A tolerância à dor e os diversos modos de integrar e digerir a dor, bem como os amplos sentimentos de desamparo e impotência diante da destruição causada, são aspetos centrais para compreendermos a real magnitude do problema e criarmos uma trama simbólica e afetiva partilhada e endereçar o problema.

Infelizmente, quanto maior a dor associada, maior o sentimento de desamparo, maior é a sensação de impotência e maior é a aderência aos discursos mágicos e sem adesão aos fatos. Entre os discursos mágicos, parece-me que o mais temoroso é uma crença excessiva no potencial redentor da ciência/tecnologia, especialmente no atual paradigma socioeconómico. Apesar de existirem outros discursos alienados como, por exemplo, um darwinismo raso que desidrata de afeto a destruição que causamos e relativiza a possibilidade de extinção da nossa espécie como se isto fosse algo sem importância.

Mas o oposto do que foi dito acima também é verdade, quanto mais amparados e potentes nos sentimos, mais aceitamos a realidade em sua complexidade e dificuldades, uma vez que nos consideramos aptos para transformá-la.

Entramos agora no cerne da questão, para evitarmos que os indivíduos utilizem mecanismos regredidos e fantasiosos ao lidarem com as questões climáticas, é importante que sejam criados espaços para colocar em comum/comunicar os afetos. Redes de suporte compreensivas e capazes de oferecer apoio, escuta e formar pensamentos adequados que depois poderão gerar mobilizações efetivas na prática.

Discordo, portanto, da expressão popular que aconselha não chorarmos sobre o leite derramado. Chorar e viver na integralidade a dor da perda gera o primeiro nivelamento afetivo para sucessivamente criarmos discursos amparados na realidade científica e não derramarmos mais e mais leite à medida que caminhamos às cegas.  

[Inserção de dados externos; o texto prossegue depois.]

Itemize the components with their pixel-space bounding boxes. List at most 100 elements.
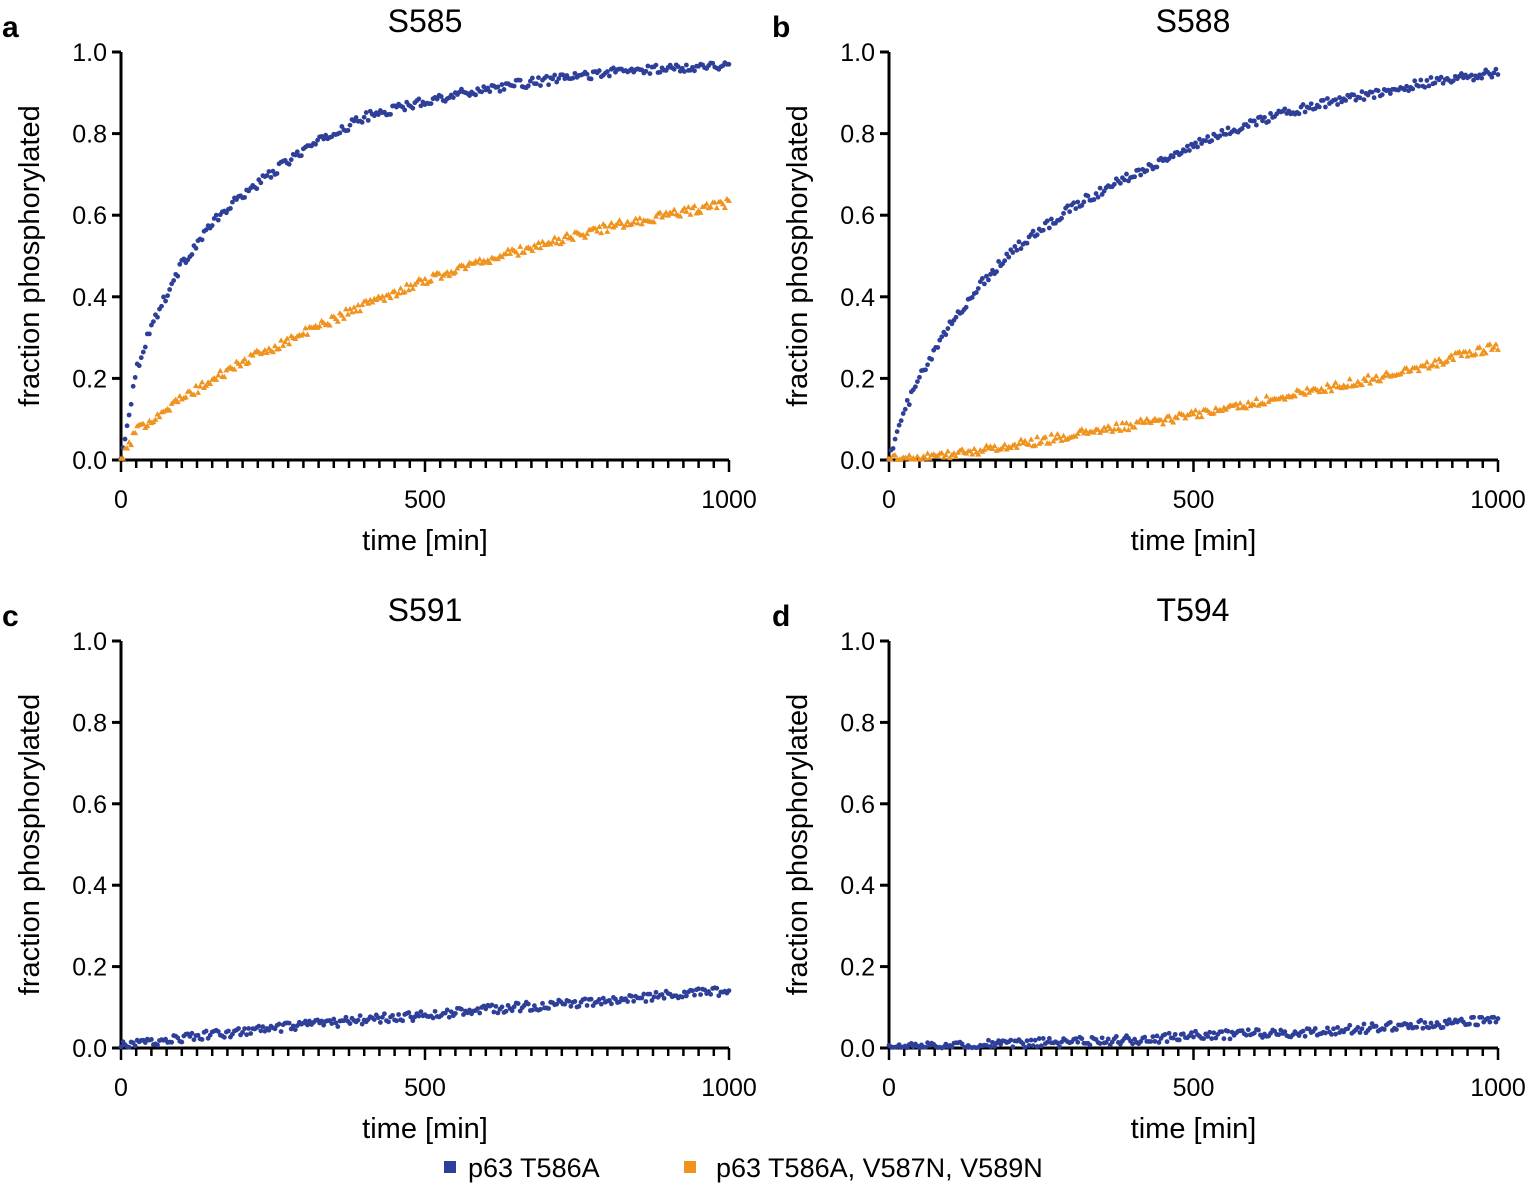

Enveredar pela depressão necessária de percebermos a destruição que causamos, viver esta dor e progressivamente pensarmos em alternativas práticas não é uma tarefa que podemos realizar sós. Especialmente diante da magnitude do problema. 

Apenas em vínculos afetivos, compreensivos e dialógicos é possível gradualmente desbloquear o potencial humano, potencial que transcende a soma dos indivíduos e encontra-se na articulação afetiva e inteligente dos seres que reconhecem a totalidade da realidade. Realidade desagradável e dolorosa, mas também realidade passível de ser transformada pela vontade acrescida da inteligência. Processo pelo qual a criação de discursos adequados pode fundamentar e organizar a potência humana para atuarmos sobre o leite derramado.

Felizmente, não precisamos começar do zero a nossa caminhada. No último século, amplo conhecimento foi sistematizado em áreas como psicologia, psicanálise, antropologia, sociologia, entre outras áreas. Conhecimento sobre as fases do luto, sobre as diversas formas de lidar com o sofrimento e, finalmente, sobre a importância dos vínculos afetivos e sociais neste processo.

Além do mais, dispomos de muitos profissionais devidamente qualificados e em número suficiente para dar resposta ao problema, desde que, gradualmente, o binómio psiquismo-ecologia se torne uma prioridade e não apenas um simpático adereço.

É fato que ainda é necessário uma fase de ajuste e adaptação, mas os insumos básicos já se encontram entre nós. Falta apenas que os recursos (dinheiro, tempo e atenção/dedicação) possam ser deslocados para o cuidado (psíquico e ambiental) para, assim, aos poucos, retificarmos a potência humana.

Potência que, atualmente, com objetivo de evitar o sofrimento, afirma a ignorância (não saber) e gera destruição, produzindo, ao fim, mais dor.

Diante da ineficácia do modelo atual em lidar com o sofrimento, outro modelo se faz necessário. A experiência acumulada no último século não deixa dúvidas de que o paradigma do diálogo, dos vínculos afetivos e do amor ao conhecimento – mesmo que doloroso, é a única forma capaz de colocar a potência humana ao serviço da vida.